Mitochondrial Damage and Energy Failure

Mitochondria sit at the crossroads of several MND pathways. They depend on intact membranes to function, and they carry their own DNA and RNA that are especially susceptible to oxidative damage. When calcium floods in and reactive oxygen species build up, mitochondria lose their ability to produce energy efficiently. Calpain also degrades a protein essential for mitochondrial repair, preventing damaged mitochondria from fusing with healthy ones to restore function.

Because motor neurons are among the largest and most energy-hungry cells in the body, with axons stretching up to a meter long, even a modest drop in energy production has outsized consequences. The cell can no longer maintain its electrical signaling, transport proteins along its length, or clear out toxic waste. This energy crisis accelerates degeneration in a way that smaller, less metabolically demanding neurons can better withstand.

Inflammation Speeds the Damage

As motor neurons begin dying, they release internal contents like DNA, RNA, and proteins into the surrounding tissue. These act as danger signals that activate the brain’s immune-like cells, particularly astrocytes. Once activated, astrocytes release a flood of inflammatory molecules, including one called TNF-alpha that can directly trigger cell death through programmed self-destruction pathways. They also produce additional reactive oxygen species, compounding the oxidative stress already underway.

This inflammatory response is intended to clean up damage, but in MND it becomes part of the problem. The inflammation injures neighboring neurons that were still functional, expanding the zone of degeneration beyond the cells initially affected. It creates another vicious cycle: more neuron death triggers more inflammation, which causes more neuron death.

Who Is Most at Risk

MND incidence rises with age and peaks between 70 and 80 years old, then declines. Men are diagnosed more often than women across all age groups, though the gap is largest in younger adults: between ages 20 and 49, the male-to-female ratio is roughly 2.3 to 1. Between 50 and 84, it narrows to about 1.4 to 1.

Occupational and environmental exposures also appear to matter. Lead exposure has been linked to increased risk in case-control studies, particularly through occupational contact rather than residential or lifestyle sources. Pesticides, mercury, and industrial solvents have been investigated as well, though the evidence is strongest for lead.

Professional Athletes

Professional contact-sport athletes face a notably elevated risk. American football players have roughly four times the expected rate of MND diagnosis compared to the general population. Among professional soccer players, studies have produced varying results, but the most striking found a hazard ratio of 4.33, meaning former players were more than four times as likely to be diagnosed. Whether the mechanism involves repeated head trauma, extreme physical exertion, or some combination remains an open question.

Military Veterans

Military service is an established risk factor. The ALS Association notes that veterans face a greater risk of both diagnosis and death from the disease regardless of which branch they served in, which war or era they served during, and whether they saw combat. The specific reason is unknown, but exposures to environmental toxins, physical trauma, and extreme exertion during service are all hypothesized contributors. In the United States, the Department of Veterans Affairs recognizes ALS as a service-connected disease for all veterans with 90 or more days of active duty.
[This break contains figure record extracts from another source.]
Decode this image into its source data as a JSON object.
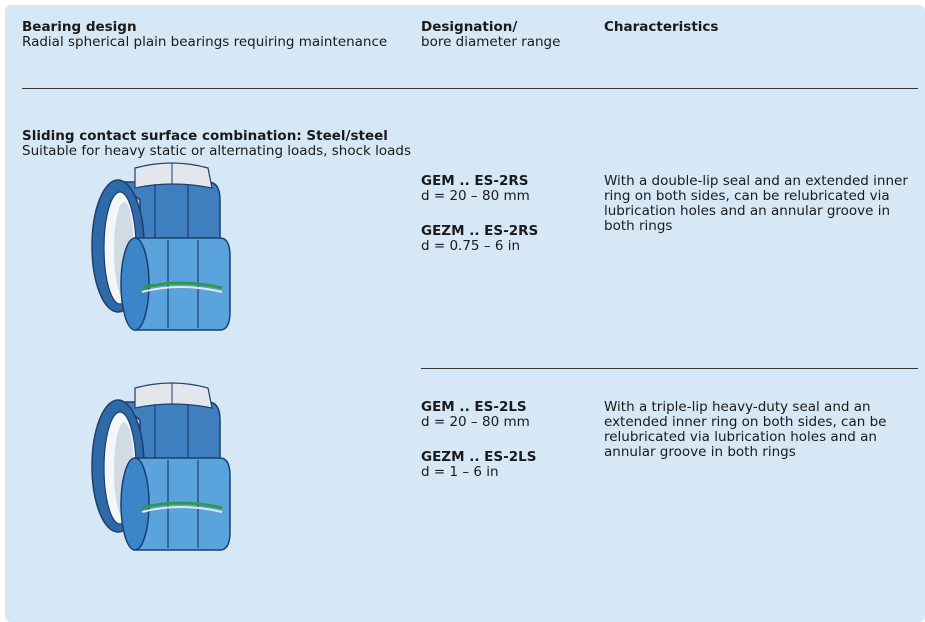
{
  "header": {
    "columns": [
      {
        "title": "Bearing design",
        "subtitle": "Radial spherical plain bearings requiring maintenance"
      },
      {
        "title": "Designation/",
        "subtitle": "bore diameter range"
      },
      {
        "title": "Characteristics"
      }
    ]
  },
  "section": {
    "title": "Sliding contact surface combination: Steel/steel",
    "subtitle": "Suitable for heavy static or alternating loads, shock loads"
  },
  "rows": [
    {
      "designations": [
        {
          "code": "GEM .. ES-2RS",
          "range": "d = 20 – 80 mm"
        },
        {
          "code": "GEZM .. ES-2RS",
          "range": "d = 0.75 – 6 in"
        }
      ],
      "characteristics": [
        "With a double-lip seal and an extended inner",
        "ring on both sides, can be relubricated via",
        "lubrication holes and an annular groove in",
        "both rings"
      ]
    },
    {
      "designations": [
        {
          "code": "GEM .. ES-2LS",
          "range": "d = 20 – 80 mm"
        },
        {
          "code": "GEZM .. ES-2LS",
          "range": "d = 1 – 6 in"
        }
      ],
      "characteristics": [
        "With a triple-lip heavy-duty seal and an",
        "extended inner ring on both sides, can be",
        "relubricated via lubrication holes and an",
        "annular groove in both rings"
      ]
    }
  ]
}
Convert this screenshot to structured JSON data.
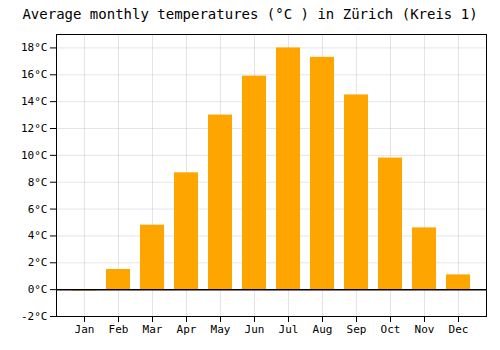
{
  "chart_data": {
    "type": "bar",
    "title": "Average monthly temperatures (°C ) in Zürich (Kreis 1)",
    "categories": [
      "Jan",
      "Feb",
      "Mar",
      "Apr",
      "May",
      "Jun",
      "Jul",
      "Aug",
      "Sep",
      "Oct",
      "Nov",
      "Dec"
    ],
    "values": [
      -0.1,
      1.5,
      4.8,
      8.7,
      13.0,
      15.9,
      18.0,
      17.3,
      14.5,
      9.8,
      4.6,
      1.1
    ],
    "color": "#FFA500",
    "ylim": [
      -2,
      19
    ],
    "yticks": [
      {
        "value": -2,
        "label": "-2°C"
      },
      {
        "value": 0,
        "label": "0°C"
      },
      {
        "value": 2,
        "label": "2°C"
      },
      {
        "value": 4,
        "label": "4°C"
      },
      {
        "value": 6,
        "label": "6°C"
      },
      {
        "value": 8,
        "label": "8°C"
      },
      {
        "value": 10,
        "label": "10°C"
      },
      {
        "value": 12,
        "label": "12°C"
      },
      {
        "value": 14,
        "label": "14°C"
      },
      {
        "value": 16,
        "label": "16°C"
      },
      {
        "value": 18,
        "label": "18°C"
      }
    ],
    "grid": true
  }
}
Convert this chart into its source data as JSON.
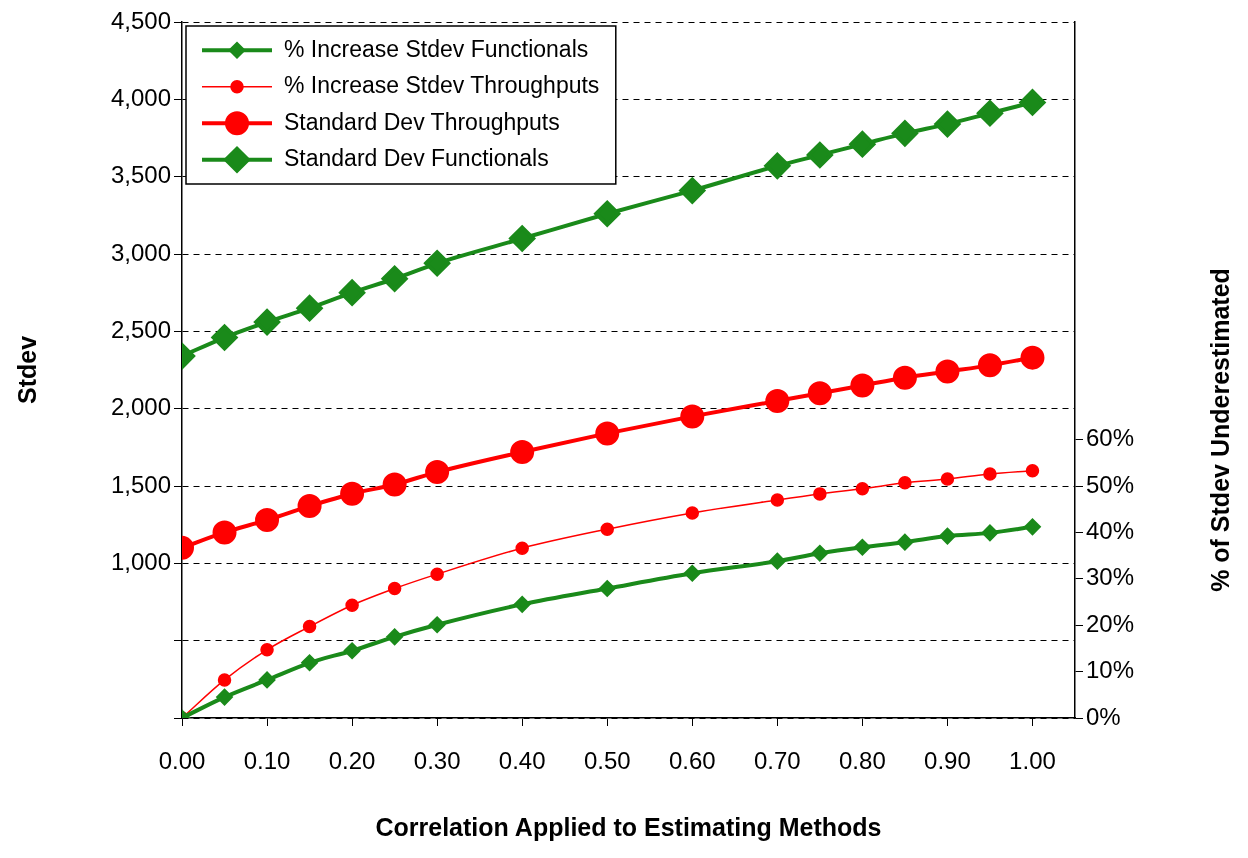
{
  "chart_data": {
    "type": "line",
    "xlabel": "Correlation Applied to Estimating Methods",
    "ylabel": "Stdev",
    "y2label": "% of Stdev Underestimated",
    "x": [
      0,
      0.05,
      0.1,
      0.15,
      0.2,
      0.25,
      0.3,
      0.4,
      0.5,
      0.6,
      0.7,
      0.75,
      0.8,
      0.85,
      0.9,
      0.95,
      1.0
    ],
    "series": [
      {
        "name": "% Increase Stdev Functionals",
        "color": "#1a8a1a",
        "axis": "y2",
        "marker": "diamond",
        "values": [
          0,
          4.5,
          8.2,
          11.9,
          14.5,
          17.5,
          20.1,
          24.5,
          27.9,
          31.2,
          33.8,
          35.5,
          36.8,
          37.9,
          39.2,
          39.9,
          41.2
        ]
      },
      {
        "name": "% Increase Stdev Throughputs",
        "color": "#ff0000",
        "axis": "y2",
        "marker": "circle",
        "values": [
          0,
          8.2,
          14.7,
          19.7,
          24.3,
          27.9,
          31,
          36.6,
          40.7,
          44.2,
          47,
          48.3,
          49.4,
          50.7,
          51.5,
          52.6,
          53.3
        ]
      },
      {
        "name": "Standard Dev Throughputs",
        "color": "#ff0000",
        "marker": "circle",
        "values": [
          1100,
          1200,
          1280,
          1370,
          1450,
          1510,
          1590,
          1720,
          1840,
          1950,
          2050,
          2100,
          2150,
          2200,
          2240,
          2280,
          2330
        ]
      },
      {
        "name": "Standard Dev Functionals",
        "color": "#1a8a1a",
        "marker": "diamond",
        "values": [
          2340,
          2460,
          2560,
          2650,
          2750,
          2840,
          2940,
          3100,
          3260,
          3410,
          3570,
          3640,
          3710,
          3780,
          3840,
          3910,
          3980
        ]
      }
    ],
    "xlim": [
      0,
      1.05
    ],
    "xticks": [
      {
        "value": 0,
        "label": "0.00"
      },
      {
        "value": 0.1,
        "label": "0.10"
      },
      {
        "value": 0.2,
        "label": "0.20"
      },
      {
        "value": 0.3,
        "label": "0.30"
      },
      {
        "value": 0.4,
        "label": "0.40"
      },
      {
        "value": 0.5,
        "label": "0.50"
      },
      {
        "value": 0.6,
        "label": "0.60"
      },
      {
        "value": 0.7,
        "label": "0.70"
      },
      {
        "value": 0.8,
        "label": "0.80"
      },
      {
        "value": 0.9,
        "label": "0.90"
      },
      {
        "value": 1,
        "label": "1.00"
      }
    ],
    "ylim": [
      0,
      4500
    ],
    "yticks": [
      {
        "value": 0,
        "label": null
      },
      {
        "value": 500,
        "label": null
      },
      {
        "value": 1000,
        "label": "1,000"
      },
      {
        "value": 1500,
        "label": "1,500"
      },
      {
        "value": 2000,
        "label": "2,000"
      },
      {
        "value": 2500,
        "label": "2,500"
      },
      {
        "value": 3000,
        "label": "3,000"
      },
      {
        "value": 3500,
        "label": "3,500"
      },
      {
        "value": 4000,
        "label": "4,000"
      },
      {
        "value": 4500,
        "label": "4,500"
      }
    ],
    "y2lim": [
      0,
      150
    ],
    "y2ticks": [
      {
        "value": 0,
        "label": "0%"
      },
      {
        "value": 10,
        "label": "10%"
      },
      {
        "value": 20,
        "label": "20%"
      },
      {
        "value": 30,
        "label": "30%"
      },
      {
        "value": 40,
        "label": "40%"
      },
      {
        "value": 50,
        "label": "50%"
      },
      {
        "value": 60,
        "label": "60%"
      }
    ],
    "grid": "y",
    "legend": "top left",
    "line_style": "solid"
  }
}
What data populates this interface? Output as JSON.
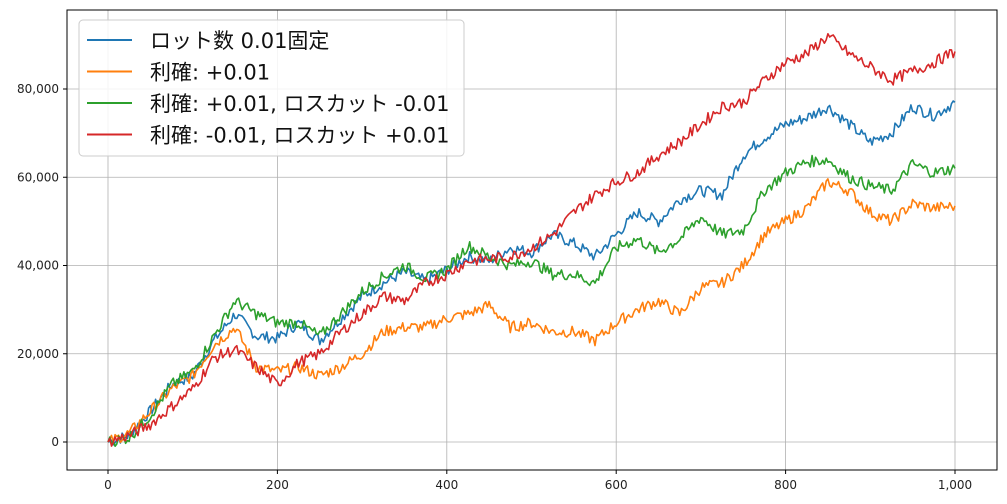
{
  "chart_data": {
    "type": "line",
    "title": "",
    "xlabel": "",
    "ylabel": "",
    "xlim": [
      -50,
      1050
    ],
    "ylim": [
      -6500,
      98000
    ],
    "grid": true,
    "legend_position": "upper left",
    "x_ticks": [
      0,
      200,
      400,
      600,
      800,
      1000
    ],
    "x_tick_labels": [
      "0",
      "200",
      "400",
      "600",
      "800",
      "1,000"
    ],
    "y_ticks": [
      0,
      20000,
      40000,
      60000,
      80000
    ],
    "y_tick_labels": [
      "0",
      "20,000",
      "40,000",
      "60,000",
      "80,000"
    ],
    "x": [
      0,
      25,
      50,
      75,
      100,
      125,
      150,
      175,
      200,
      225,
      250,
      275,
      300,
      325,
      350,
      375,
      400,
      425,
      450,
      475,
      500,
      525,
      550,
      575,
      600,
      625,
      650,
      675,
      700,
      725,
      750,
      775,
      800,
      825,
      850,
      875,
      900,
      925,
      950,
      975,
      1000
    ],
    "series": [
      {
        "name": "ロット数 0.01固定",
        "color": "#1f77b4",
        "values": [
          0,
          1500,
          7000,
          13000,
          15000,
          23000,
          29000,
          24000,
          23500,
          27000,
          23000,
          28000,
          33000,
          36000,
          38500,
          36500,
          39000,
          42000,
          41000,
          44000,
          43000,
          47000,
          45000,
          42000,
          47000,
          52000,
          50000,
          55000,
          57000,
          56000,
          65000,
          69000,
          72000,
          73500,
          76000,
          72000,
          68000,
          70000,
          76000,
          74000,
          77000
        ]
      },
      {
        "name": "利確: +0.01",
        "color": "#ff7f0e",
        "values": [
          0,
          2000,
          7000,
          12000,
          15000,
          22000,
          26000,
          17000,
          16000,
          17000,
          15000,
          17000,
          20000,
          25000,
          26000,
          26000,
          28000,
          29000,
          31000,
          26000,
          27000,
          25000,
          25000,
          23000,
          27000,
          30000,
          32000,
          29000,
          35000,
          36000,
          40000,
          47000,
          50000,
          53000,
          59000,
          57000,
          52000,
          50000,
          54000,
          53000,
          53500
        ]
      },
      {
        "name": "利確: +0.01, ロスカット -0.01",
        "color": "#2ca02c",
        "values": [
          0,
          1000,
          6000,
          13000,
          16000,
          24000,
          32000,
          29000,
          27000,
          27000,
          24000,
          29000,
          34000,
          37500,
          40000,
          37000,
          39000,
          44500,
          42000,
          40000,
          41000,
          38000,
          38000,
          36000,
          44000,
          46000,
          43000,
          46000,
          51000,
          47000,
          48000,
          57000,
          61000,
          63500,
          64000,
          60000,
          58000,
          57000,
          63000,
          61000,
          62000
        ]
      },
      {
        "name": "利確: -0.01, ロスカット +0.01",
        "color": "#d62728",
        "values": [
          0,
          1500,
          4000,
          8000,
          12000,
          19000,
          21000,
          17000,
          13000,
          18000,
          20000,
          25000,
          29000,
          33000,
          32000,
          36000,
          38000,
          41000,
          41500,
          42000,
          44000,
          47000,
          52000,
          56000,
          59000,
          61000,
          65000,
          68000,
          72000,
          76000,
          77000,
          82000,
          86000,
          88000,
          92000,
          88000,
          85000,
          82000,
          84000,
          86000,
          88500
        ]
      }
    ]
  },
  "legend": {
    "items": [
      {
        "label": "ロット数 0.01固定",
        "color": "#1f77b4"
      },
      {
        "label": "利確: +0.01",
        "color": "#ff7f0e"
      },
      {
        "label": "利確: +0.01, ロスカット -0.01",
        "color": "#2ca02c"
      },
      {
        "label": "利確: -0.01, ロスカット +0.01",
        "color": "#d62728"
      }
    ]
  },
  "style": {
    "grid_color": "#b0b0b0",
    "axis_color": "#000000",
    "legend_border": "#cccccc"
  }
}
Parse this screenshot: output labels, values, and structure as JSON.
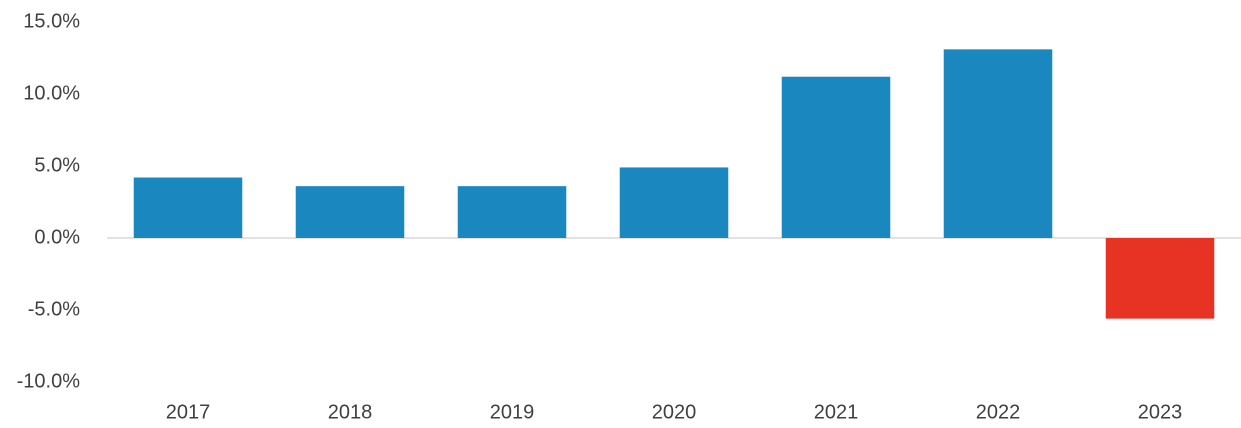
{
  "chart_data": {
    "type": "bar",
    "categories": [
      "2017",
      "2018",
      "2019",
      "2020",
      "2021",
      "2022",
      "2023"
    ],
    "values": [
      4.2,
      3.6,
      3.6,
      4.9,
      11.2,
      13.1,
      -5.6
    ],
    "colors": [
      "#1a87be",
      "#1a87be",
      "#1a87be",
      "#1a87be",
      "#1a87be",
      "#1a87be",
      "#e63323"
    ],
    "ylim": [
      -10,
      15
    ],
    "yticks": [
      {
        "value": -10,
        "label": "-10.0%"
      },
      {
        "value": -5,
        "label": "-5.0%"
      },
      {
        "value": 0,
        "label": "0.0%"
      },
      {
        "value": 5,
        "label": "5.0%"
      },
      {
        "value": 10,
        "label": "10.0%"
      },
      {
        "value": 15,
        "label": "15.0%"
      }
    ],
    "grid": false
  }
}
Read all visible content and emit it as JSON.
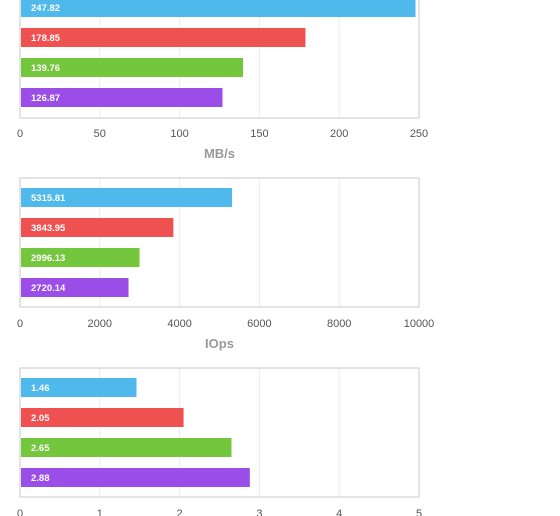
{
  "colors": [
    "#4fb9ec",
    "#ef5050",
    "#74c63c",
    "#9b4de8"
  ],
  "chart_data": [
    {
      "type": "bar",
      "orientation": "horizontal",
      "categories": [
        "",
        "",
        "",
        ""
      ],
      "values": [
        247.82,
        178.85,
        139.76,
        126.87
      ],
      "value_labels": [
        "247.82",
        "178.85",
        "139.76",
        "126.87"
      ],
      "xlim": [
        0,
        250
      ],
      "xticks": [
        "0",
        "50",
        "100",
        "150",
        "200",
        "250"
      ],
      "xlabel": "MB/s",
      "grid": true
    },
    {
      "type": "bar",
      "orientation": "horizontal",
      "categories": [
        "",
        "",
        "",
        ""
      ],
      "values": [
        5315.81,
        3843.95,
        2996.13,
        2720.14
      ],
      "value_labels": [
        "5315.81",
        "3843.95",
        "2996.13",
        "2720.14"
      ],
      "xlim": [
        0,
        10000
      ],
      "xticks": [
        "0",
        "2000",
        "4000",
        "6000",
        "8000",
        "10000"
      ],
      "xlabel": "IOps",
      "grid": true
    },
    {
      "type": "bar",
      "orientation": "horizontal",
      "categories": [
        "",
        "",
        "",
        ""
      ],
      "values": [
        1.46,
        2.05,
        2.65,
        2.88
      ],
      "value_labels": [
        "1.46",
        "2.05",
        "2.65",
        "2.88"
      ],
      "xlim": [
        0,
        5
      ],
      "xticks": [
        "0",
        "1",
        "2",
        "3",
        "4",
        "5"
      ],
      "xlabel": "",
      "grid": true
    }
  ]
}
Why No Single Cause Has Been Found

MND is best understood as a disease of converging insults rather than a single broken mechanism. Genetic susceptibility lowers the threshold. Environmental exposures, whether chemical, physical, or occupational, push cells closer to failure. Once a tipping point is reached, the cellular processes described above, including glutamate toxicity, calcium overload, mitochondrial damage, protein misfolding, and inflammation, feed into each other through multiple self-reinforcing loops. This interconnected web of pathology explains why the disease progresses relentlessly once it begins and why blocking any single pathway has so far been insufficient to stop it.